Sentida homenagem com arrepiante actualidade!
«O nosso povo pensa que, se alguém deve ser julgado por tais crimes, então que se sentem os fascistas no banco dos réus, então que se sentem no banco dos réus os actuais governantes da nação e o seu chefe, Salazar.» Estas foram das últimas palavras proferidas por Álvaro Cunhal na sua defesa perante o tribunal fascista, em Maio de 1950, palavras que soaram uma vez mais – límpidas, corajosas – na sala principal do Teatro Municipal Joaquim Benite, na estreia do espectáculo «Um dia os réus serão vocês: o julgamento de Álvaro Cunhal», no dia 25 de Abril. A sala esteve cheia, transbordante, e assim será novamente nos restantes três dias de actuação.
Entre o público encontrava-se uma delegação do PCP encabeçada por Jerónimo de Sousa, a irmã de Álvaro Cunhal, Maria Eugénia, e muitos e muitos outros, comunistas ou não, que não quiseram deixar de assistir a um espectáculo de qualidade (a que já nos habituou a Companhia de Teatro de Almada) e ao mesmo tempo homenagear uma figura ímpar, que marcou indelevelmente a história de Portugal e do século XX.
Ao longo de sensivelmente uma hora, o actor Luís Vicente encarna Álvaro Cunhal num episódio particularmente revelador da sua personalidade, determinação e coragem. O réu, que entra no tribunal após um longo período de isolamento, que considera «uma nova forma de tortura», não é alguém vencido e quebrado, antes um homem digno, certo da razão que o assiste e da vitória, mais ou menos próxima, da sua luta; aquele que ali entra como acusado, rapidamente se transforma em acusador de um regime ao serviço de uma ínfima minoria, que se mantém no poder pela força, contra a vontade da esmagadora maioria do povo; o representante de uma causa que o fascismo pretendia ali julgar e condenar logo se assume, desde o primeiro momento, como o porta-voz de uma causa triunfante e libertadora.
Ficando marcado pela justa evocação que faz de um momento e uma figura ímpares da resistência antifascista em Portugal, o espectáculo impressiona pela actualidade do texto que, retratando Portugal do início dos anos 50 do século passado, podia ter sido escrito hoje, em muitas das suas partes: o de um País submetido aos interesses das grandes potências estrangeiras, com uma economia destruída, e corrompido pela ligação promíscua do poder político ao poder económico monopolista, nacional e estrangeiro.

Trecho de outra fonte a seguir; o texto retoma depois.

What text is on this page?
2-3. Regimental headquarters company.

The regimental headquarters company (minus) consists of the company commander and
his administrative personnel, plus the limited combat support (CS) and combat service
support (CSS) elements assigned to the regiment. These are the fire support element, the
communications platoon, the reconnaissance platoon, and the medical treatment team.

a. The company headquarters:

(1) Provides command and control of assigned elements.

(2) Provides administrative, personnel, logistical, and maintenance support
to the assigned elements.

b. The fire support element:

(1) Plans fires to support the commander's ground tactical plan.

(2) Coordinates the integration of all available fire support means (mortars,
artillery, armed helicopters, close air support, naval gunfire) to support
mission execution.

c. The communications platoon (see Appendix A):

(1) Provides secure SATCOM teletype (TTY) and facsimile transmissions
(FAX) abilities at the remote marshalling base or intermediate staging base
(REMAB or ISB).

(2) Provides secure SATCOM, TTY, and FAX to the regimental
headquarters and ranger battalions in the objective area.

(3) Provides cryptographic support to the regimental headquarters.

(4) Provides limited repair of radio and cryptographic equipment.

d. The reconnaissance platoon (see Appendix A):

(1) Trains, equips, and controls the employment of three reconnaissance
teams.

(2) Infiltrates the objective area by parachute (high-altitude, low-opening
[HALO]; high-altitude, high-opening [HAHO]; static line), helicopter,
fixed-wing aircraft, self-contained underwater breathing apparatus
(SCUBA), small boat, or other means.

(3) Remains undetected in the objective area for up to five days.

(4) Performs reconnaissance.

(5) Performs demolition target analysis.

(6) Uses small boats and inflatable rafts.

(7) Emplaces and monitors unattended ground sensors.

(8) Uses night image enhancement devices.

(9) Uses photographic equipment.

Afirmou então Álvaro Cunhal: «Nós queremos que a economia portuguesa seja libertada do domínio dos imperialistas estrangeiros. Nós queremos que a nossa indústria, a nossa agricultura, trabalhem para bem do nosso povo e não para os cofres da City e Wall Street. Nós queremos que os recursos nacionais sejam aproveitados para o nosso apetrechamento industrial e técnico, para o desenvolvimento geral do País, e não como hoje sucede (…) Nós queremos que a política seguida em Portugal seja efectivamente portuguesa, seja determinada pelos interesses da maioria da população portuguesa e não por um ínfimo punhado de multimilionários que se tornam cúmplices dos imperialistas estrangeiros nos conselhos de administração das grandes companhias.»
O espectáculo contou ainda com a emocionante actuação de um coro de crianças, que cantaram Acordai, de José Gomes Ferreira e Fernando Lopes-Graça.